### Machine learning with Python

There are many different python packages, one of them we use here is Scikit-Learn(sklearn) Package.
It is the most popular machine learning package for python and has a lot of tools and algorithms builtin for machine learning tasks, such as classification, regression, clustering, dimensionality reduction and more.

It is built on top of other python libraries, such as Numpy and Scipy, and integrates well with the scientific python ecosystem.

- Scikit learn provides a straightforward and consistent API, making it easy to use and learn.
- Includes an extensive selection of algorithms such as support vector machine (SVM), random forests, Knearest neighbors, decision trees, gradient boosting, logistic regression and more.
- It offers tools for data processing: data scaling, feature extraction and handling missing values
- Provides tools for model evaluation, various classification and regression, clustering metrics.
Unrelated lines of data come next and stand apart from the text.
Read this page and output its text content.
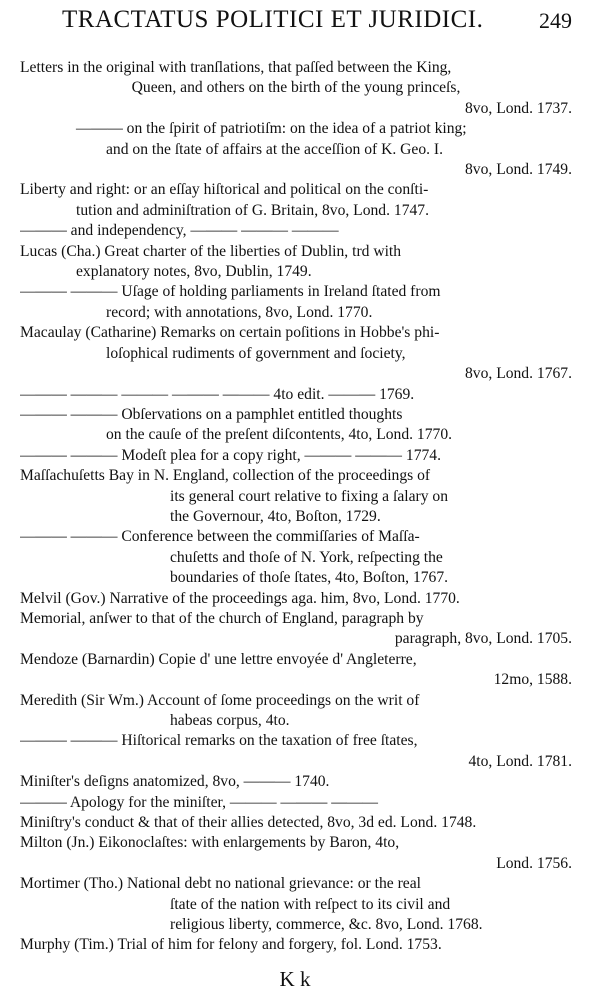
TRACTATUS POLITICI ET JURIDICI.	249
Letters in the original with tranſlations, that paſſed between the King,
Queen, and others on the birth of the young princeſs,
8vo, Lond. 1737.
——— on the ſpirit of patriotiſm: on the idea of a patriot king;
and on the ſtate of affairs at the acceſſion of K. Geo. I.
8vo, Lond. 1749.
Liberty and right: or an eſſay hiſtorical and political on the conſti-
tution and adminiſtration of G. Britain, 8vo, Lond. 1747.
——— and independency, ——— ——— ———
Lucas (Cha.) Great charter of the liberties of Dublin, trd with
explanatory notes, 8vo, Dublin, 1749.
——— ——— Uſage of holding parliaments in Ireland ſtated from
record; with annotations, 8vo, Lond. 1770.
Macaulay (Catharine) Remarks on certain poſitions in Hobbe's phi-
loſophical rudiments of government and ſociety,
8vo, Lond. 1767.
——— ——— ——— ——— ——— 4to edit. ——— 1769.
——— ——— Obſervations on a pamphlet entitled thoughts
on the cauſe of the preſent diſcontents, 4to, Lond. 1770.
——— ——— Modeſt plea for a copy right, ——— ——— 1774.
Maſſachuſetts Bay in N. England, collection of the proceedings of
its general court relative to fixing a ſalary on
the Governour, 4to, Boſton, 1729.
——— ——— Conference between the commiſſaries of Maſſa-
chuſetts and thoſe of N. York, reſpecting the
boundaries of thoſe ſtates, 4to, Boſton, 1767.
Melvil (Gov.) Narrative of the proceedings aga. him, 8vo, Lond. 1770.
Memorial, anſwer to that of the church of England, paragraph by
paragraph, 8vo, Lond. 1705.
Mendoze (Barnardin) Copie d' une lettre envoyée d' Angleterre,
12mo, 1588.
Meredith (Sir Wm.) Account of ſome proceedings on the writ of
habeas corpus, 4to.
——— ——— Hiſtorical remarks on the taxation of free ſtates,
4to, Lond. 1781.
Miniſter's deſigns anatomized, 8vo, ——— 1740.
——— Apology for the miniſter, ——— ——— ———
Miniſtry's conduct & that of their allies detected, 8vo, 3d ed. Lond. 1748.
Milton (Jn.) Eikonoclaſtes: with enlargements by Baron, 4to,
Lond. 1756.
Mortimer (Tho.) National debt no national grievance: or the real
ſtate of the nation with reſpect to its civil and
religious liberty, commerce, &c. 8vo, Lond. 1768.
Murphy (Tim.) Trial of him for felony and forgery, fol. Lond. 1753.
K k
> pip install scikit-learn
or
> conda install scikit-learn


#### ML Process
                          
Data Acquisition --> Data Cleaning -->  Model Training and Building --> Model Testing --> Model Deployment

- Data cleaning --> Model training and test data
- Model testing --> model training and model deployment

Scikit -learn

In __scikit-learn__, every machine learning algorithm is exposed through the concept of __"estimators."__ 
This means that each algorithm, whether it's for classification, regression, clustering, or any other task, is represented by a class that follows a common interface and set of methods.

1. Import model,
from sklearn.linear_model import LinearRegression

linear_model is a family of models; LinearRegression is model itself/estimator

In [1]:
from sklearn.linear_model import LinearRegression

In [3]:
model = LinearRegression(normalize = True)
print(model)

LinearRegression(normalize=True)


In [6]:
model = LinearRegression(copy_X = True, fit_intercept = True, normalize = True)
print(model)


LinearRegression(normalize=True)


__Once you create your model with parameters, you need to fit your model on some data. But, we should split data into training and test dataset.__
Example of how we can do that:

In [8]:
import numpy as np
from sklearn.model_selection import train_test_split

X, y = np.arange(10).reshape((5,2)), range(5)
X


array([[0, 1],
       [2, 3],
       [4, 5],
       [6, 7],
       [8, 9]])

In [9]:
list(y)

[0, 1, 2, 3, 4]

In [10]:
X_train, X_test, y_train, y_test = train_test_split(X, y, test_size= 0.3)

X_train

array([[4, 5],
       [8, 9],
       [6, 7]])

In [11]:
y_train

[2, 4, 3]

In [13]:
X_test

array([[0, 1],
       [2, 3]])

In [14]:
y_test

[0, 1]

Now we have split the data, we can train/fit our model on the training data.
This is done using the model.fit()method

> model.fit(X_train, y_train)

Now the model has been fit and trained on training data, the model is ready to predict lables or values on the test set.

> predictions = model.predict(X_test)

Trained model is going to predict new set of data.

After model is ready to predict lables, we evalute our model by comparing our predictions to correct values. Evaluation method depends on what sorts of Aalgorithm we are using (eg: regression, clustering, classification)


__Some available methods in estimator:__

1. model.predict_proba() : 
    - used for classification problems.
    - returns the probability that a new observation has each categorical label.
    - return the label with the highest probabilities. (model.predict())

2. model.score():
    - for classification and regression problems.
    - scores ranges from 0 to 1.
    - larger the score, better the fit.
    
3. model.predict():
    - In unsupervised model
    - predict labels in clustering algorithm.
    
4. model.transform():
    - In unsupervised model
    - transform new data into new basis
    - it also accepts one argument X_new and returns the new representation of the data based on unsupervised model.
    
5. model.fit_transform():
   - In unsupervised model.
   - more efficient.
   - performs a fit and transform on the same i/p data.